No access to this register has been observed.

It appears to be read-only. The power-up state appears to be 0.

REG_0x1080 (+0x1080)

No access to this register has been observed.

This register appears to be 5 bit wide. It is readable/writable.

REG_0x1084 (+0x1084)

No access to this register has been observed.

This register appears to be 7 bit wide. It is readable/writable.

(+0x1088)

No access to this register has been observed.

It appears to be read-only. The power-up state appears to be 0.

REG_0x108c (+0x108c)

No access to this register has been observed.

This register appears to be 32 bit wide. It is readable/writable.

REG_0x1090 (+0x1090)

No access to this register has been observed.

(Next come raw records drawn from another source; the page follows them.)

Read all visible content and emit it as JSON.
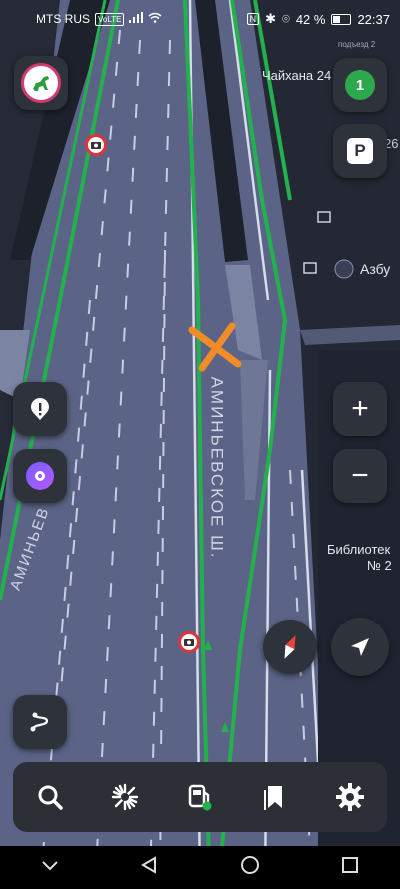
{
  "status_bar": {
    "carrier": "MTS RUS",
    "volte": "VoLTE",
    "battery": "42 %",
    "time": "22:37"
  },
  "map": {
    "street_name_main": "АМИНЬЕВСКОЕ Ш.",
    "street_name_left": "АМИНЬЕВ",
    "poi_chaikhana": "Чайхана 24",
    "poi_azbuka": "Азбу",
    "poi_library_line1": "Библиотек",
    "poi_library_line2": "№ 2",
    "entrance_label": "подъезд 2",
    "house_number": "26"
  },
  "controls": {
    "traffic_level": "1",
    "parking_label": "P",
    "zoom_in": "+",
    "zoom_out": "−"
  },
  "colors": {
    "route": "#22b14c",
    "road": "#5b6486",
    "marker": "#f28c28",
    "compass_red": "#e8453c"
  }
}
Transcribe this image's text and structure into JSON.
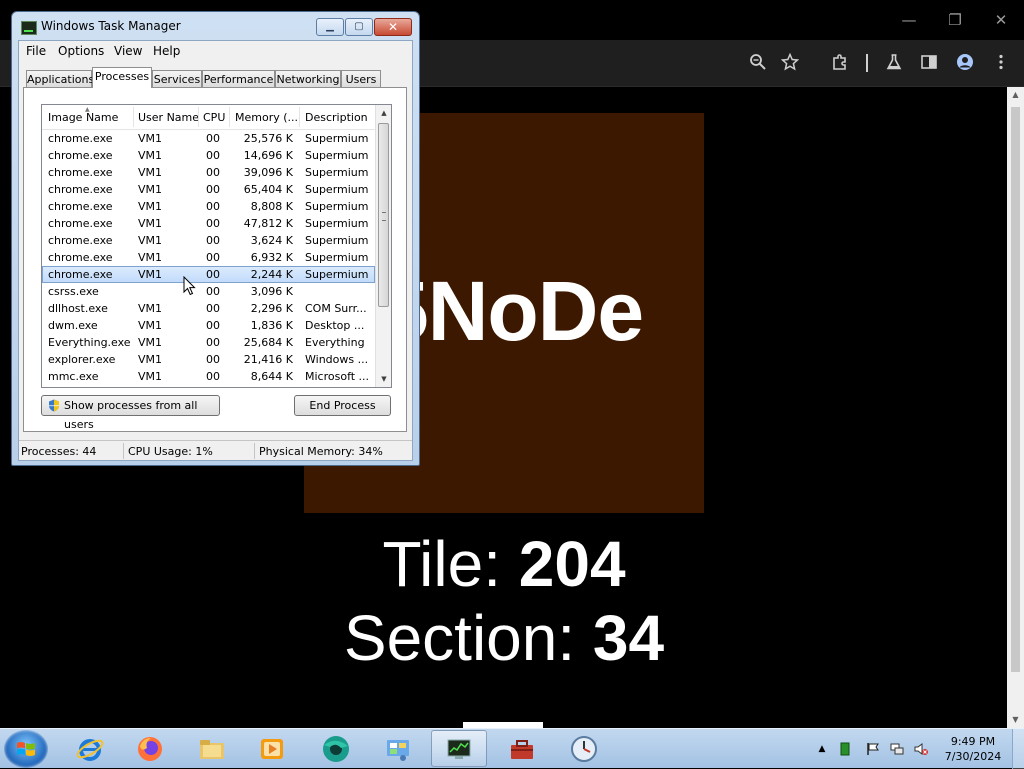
{
  "browser": {
    "window_controls": {
      "minimize": "—",
      "restore": "❐",
      "close": "✕"
    },
    "toolbar_icons": [
      "zoom-icon",
      "bookmark-star-icon",
      "extensions-icon",
      "labs-flask-icon",
      "side-panel-icon",
      "profile-icon",
      "menu-icon"
    ],
    "page": {
      "tile_text": "5NoDe",
      "tile_color": "#3c1800",
      "tile_label": "Tile:",
      "tile_number": "204",
      "section_label": "Section:",
      "section_number": "34"
    }
  },
  "task_manager": {
    "title": "Windows Task Manager",
    "title_buttons": {
      "minimize": "▁",
      "maximize": "▢",
      "close": "✕"
    },
    "menu": [
      "File",
      "Options",
      "View",
      "Help"
    ],
    "tabs": [
      "Applications",
      "Processes",
      "Services",
      "Performance",
      "Networking",
      "Users"
    ],
    "active_tab": "Processes",
    "columns": [
      "Image Name",
      "User Name",
      "CPU",
      "Memory (...",
      "Description"
    ],
    "rows": [
      {
        "name": "chrome.exe",
        "user": "VM1",
        "cpu": "00",
        "mem": "25,576 K",
        "desc": "Supermium"
      },
      {
        "name": "chrome.exe",
        "user": "VM1",
        "cpu": "00",
        "mem": "14,696 K",
        "desc": "Supermium"
      },
      {
        "name": "chrome.exe",
        "user": "VM1",
        "cpu": "00",
        "mem": "39,096 K",
        "desc": "Supermium"
      },
      {
        "name": "chrome.exe",
        "user": "VM1",
        "cpu": "00",
        "mem": "65,404 K",
        "desc": "Supermium"
      },
      {
        "name": "chrome.exe",
        "user": "VM1",
        "cpu": "00",
        "mem": "8,808 K",
        "desc": "Supermium"
      },
      {
        "name": "chrome.exe",
        "user": "VM1",
        "cpu": "00",
        "mem": "47,812 K",
        "desc": "Supermium"
      },
      {
        "name": "chrome.exe",
        "user": "VM1",
        "cpu": "00",
        "mem": "3,624 K",
        "desc": "Supermium"
      },
      {
        "name": "chrome.exe",
        "user": "VM1",
        "cpu": "00",
        "mem": "6,932 K",
        "desc": "Supermium"
      },
      {
        "name": "chrome.exe",
        "user": "VM1",
        "cpu": "00",
        "mem": "2,244 K",
        "desc": "Supermium",
        "selected": true
      },
      {
        "name": "csrss.exe",
        "user": "",
        "cpu": "00",
        "mem": "3,096 K",
        "desc": ""
      },
      {
        "name": "dllhost.exe",
        "user": "VM1",
        "cpu": "00",
        "mem": "2,296 K",
        "desc": "COM Surr..."
      },
      {
        "name": "dwm.exe",
        "user": "VM1",
        "cpu": "00",
        "mem": "1,836 K",
        "desc": "Desktop ..."
      },
      {
        "name": "Everything.exe",
        "user": "VM1",
        "cpu": "00",
        "mem": "25,684 K",
        "desc": "Everything"
      },
      {
        "name": "explorer.exe",
        "user": "VM1",
        "cpu": "00",
        "mem": "21,416 K",
        "desc": "Windows ..."
      },
      {
        "name": "mmc.exe",
        "user": "VM1",
        "cpu": "00",
        "mem": "8,644 K",
        "desc": "Microsoft ..."
      }
    ],
    "show_all_button": "Show processes from all users",
    "end_process_button": "End Process",
    "status": {
      "processes": "Processes: 44",
      "cpu": "CPU Usage: 1%",
      "memory": "Physical Memory: 34%"
    }
  },
  "taskbar": {
    "apps": [
      "internet-explorer-icon",
      "firefox-icon",
      "file-explorer-icon",
      "media-player-icon",
      "supermium-browser-icon",
      "control-panel-icon",
      "task-manager-icon",
      "toolbox-icon",
      "clock-app-icon"
    ],
    "active_app": "task-manager-icon",
    "tray": [
      "show-hidden-icons-arrow",
      "green-app-icon",
      "action-center-flag-icon",
      "network-icon",
      "volume-muted-icon"
    ],
    "clock_time": "9:49 PM",
    "clock_date": "7/30/2024"
  }
}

This register appears to be 8 bit wide. It is readable/writable.

(+0x1094-0x10df)

No access to this register has been observed.

It appears to be read-only. The power-up state appears to be 0.

SHIKINO_VERSION_MAGIC0 (+0x10e0)

SHIKINO_VERSION_MAGIC1 (+0x10e4)

SHIKINO_VERSION_MAGIC2 (+0x10e8)

SHIKINO_VERSION_MAGIC3 (+0x10ec)

SHIKINO_VERSION_MAGIC4 (+0x10f0)

Contains ASCII text 'SHIKINO KJN-7GI 0001'

(+0x10f4-0x10ff)

No access to this register has been observed.

It appears to be read-only. The power-up state appears to be 0.

QTBL (+0x1100-0x11ff)

Quantization tables. The exact layout is not understood yet (zigzag or not?)

(+0x1200-0x1fff)

No access to this register has been observed.

RSTLOG (+0x2000-0x2fff)

RST log. The details of this are not understood yet.

(+0x3000-0x3fff)

No access to this register has been observed.